Canadian Natural Resources Ltd. is planning a C$6.5-billion (US$4.5-billion) Alberta oil sands project. Canadian Natural Resources plans to develop the huge mining and drilling venture on oil-sands-rich Athabasca region lands acquired with properties it bought last year for just over C$1 billion from BP Amoco Plc. When the company purchased the BP Amoco properties, it was mostly interested in conventional heavy-crude assets in Alberta’s Pelican Lake and Primrose regions, where it plans to spend C$2.8 billion drilling 1,900 wells over the next 7 years.

The oil sands lease, called Mic Mac, is located north of Fort McMurray in Northeastern Alberta, near the vast open-pit mines and big processing plants operated by Syncrude Canada Ltd. and Suncor Energy Inc., as well as a C$4.1-billion project now being built by Shell Canada Ltd., Chevron Corporation and Western Oil Sands Ltd. Canadian Natural foresees output of 300,000 barrels per day from an impressive 3.6 billion barrels of oil sands reserves.

A. Markin of Canadian Natural said Mic Mac would likely be developed using two methods. Two-thirds of the production would come from oil sands mined from an open pit on the lease. The remainder would be recovered using steam-assisted gravity drainage which is also used in heavy-crude oil production.

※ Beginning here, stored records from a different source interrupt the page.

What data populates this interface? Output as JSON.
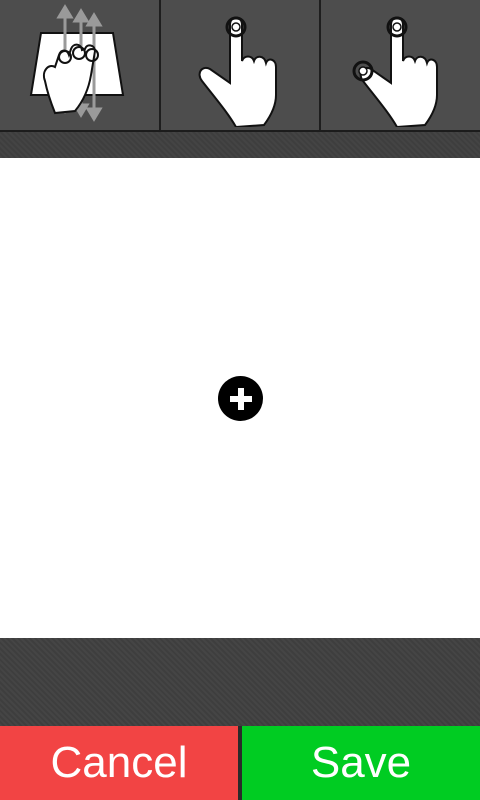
{
  "toolbar": {
    "tools": [
      {
        "icon": "three-finger-swipe-icon"
      },
      {
        "icon": "single-finger-tap-icon"
      },
      {
        "icon": "two-finger-tap-icon"
      }
    ]
  },
  "canvas": {
    "add_icon": "plus-circle-icon"
  },
  "actions": {
    "cancel_label": "Cancel",
    "save_label": "Save"
  },
  "colors": {
    "cancel": "#f24444",
    "save": "#00cc22",
    "toolbar": "#4d4d4d"
  }
}
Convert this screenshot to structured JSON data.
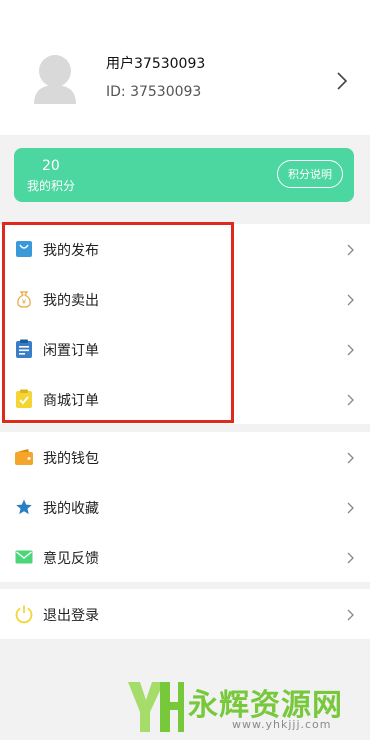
{
  "profile": {
    "username": "用户37530093",
    "user_id": "ID: 37530093"
  },
  "points": {
    "value": "20",
    "label": "我的积分",
    "explain_button": "积分说明"
  },
  "menu_group_1": [
    {
      "label": "我的发布",
      "icon": "shopping-bag-icon",
      "color": "#3a9ad9"
    },
    {
      "label": "我的卖出",
      "icon": "money-bag-icon",
      "color": "#e8a640"
    },
    {
      "label": "闲置订单",
      "icon": "clipboard-icon",
      "color": "#3a7fc6"
    },
    {
      "label": "商城订单",
      "icon": "check-clipboard-icon",
      "color": "#f4d535"
    }
  ],
  "menu_group_2": [
    {
      "label": "我的钱包",
      "icon": "wallet-icon",
      "color": "#f4a52a"
    },
    {
      "label": "我的收藏",
      "icon": "star-icon",
      "color": "#2a7fc0"
    },
    {
      "label": "意见反馈",
      "icon": "mail-icon",
      "color": "#4cd67a"
    }
  ],
  "menu_group_3": [
    {
      "label": "退出登录",
      "icon": "power-icon",
      "color": "#f4d535"
    }
  ],
  "watermark": {
    "name": "永辉资源网",
    "url": "www.yhkjjj.com"
  }
}
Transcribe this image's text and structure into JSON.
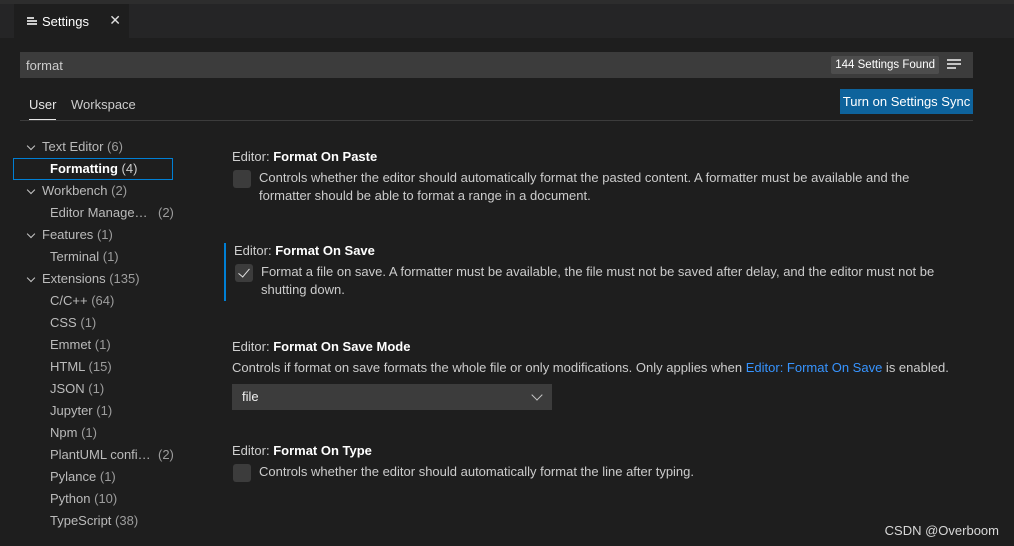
{
  "tab": {
    "title": "Settings",
    "icon": "settings-list-icon",
    "close": "✕"
  },
  "search": {
    "value": "format",
    "found": "144 Settings Found"
  },
  "scope_tabs": {
    "user": "User",
    "workspace": "Workspace"
  },
  "sync_button": "Turn on Settings Sync",
  "toc": {
    "text_editor": {
      "label": "Text Editor",
      "count": "(6)"
    },
    "formatting": {
      "label": "Formatting",
      "count": "(4)"
    },
    "workbench": {
      "label": "Workbench",
      "count": "(2)"
    },
    "editor_management": {
      "label": "Editor Manage…",
      "count": "(2)"
    },
    "features": {
      "label": "Features",
      "count": "(1)"
    },
    "terminal": {
      "label": "Terminal",
      "count": "(1)"
    },
    "extensions": {
      "label": "Extensions",
      "count": "(135)"
    },
    "cpp": {
      "label": "C/C++",
      "count": "(64)"
    },
    "css": {
      "label": "CSS",
      "count": "(1)"
    },
    "emmet": {
      "label": "Emmet",
      "count": "(1)"
    },
    "html": {
      "label": "HTML",
      "count": "(15)"
    },
    "json": {
      "label": "JSON",
      "count": "(1)"
    },
    "jupyter": {
      "label": "Jupyter",
      "count": "(1)"
    },
    "npm": {
      "label": "Npm",
      "count": "(1)"
    },
    "plantuml": {
      "label": "PlantUML confi…",
      "count": "(2)"
    },
    "pylance": {
      "label": "Pylance",
      "count": "(1)"
    },
    "python": {
      "label": "Python",
      "count": "(10)"
    },
    "typescript": {
      "label": "TypeScript",
      "count": "(38)"
    }
  },
  "settings": {
    "format_on_paste": {
      "category": "Editor: ",
      "key": "Format On Paste",
      "checked": false,
      "description": "Controls whether the editor should automatically format the pasted content. A formatter must be available and the formatter should be able to format a range in a document."
    },
    "format_on_save": {
      "category": "Editor: ",
      "key": "Format On Save",
      "checked": true,
      "description": "Format a file on save. A formatter must be available, the file must not be saved after delay, and the editor must not be shutting down."
    },
    "format_on_save_mode": {
      "category": "Editor: ",
      "key": "Format On Save Mode",
      "description_before": "Controls if format on save formats the whole file or only modifications. Only applies when ",
      "description_link": "Editor: Format On Save",
      "description_after": " is enabled.",
      "value": "file"
    },
    "format_on_type": {
      "category": "Editor: ",
      "key": "Format On Type",
      "checked": false,
      "description": "Controls whether the editor should automatically format the line after typing."
    }
  },
  "watermark": "CSDN @Overboom",
  "colors": {
    "accent": "#007fd4",
    "button": "#0e639c",
    "link": "#3794ff"
  }
}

Improvements over the last decade in technology for mining oil sands, extracting the bitumen or extra-heavy oil and processing it into refinery-ready light crude have lowered costs to where it is competitive with conventional oil, according to Canadian Natural.

Initial studies are to be completed by September, said Canadian Natural. The project would begin production in 7 years, pending regulatory approvals, and would have initial production of 300,000 barrels per day from a combination of open-pit mining and a heavy-oil operation. Markin said a long lead-time is needed on the project because the company has not been involved in oil sands before.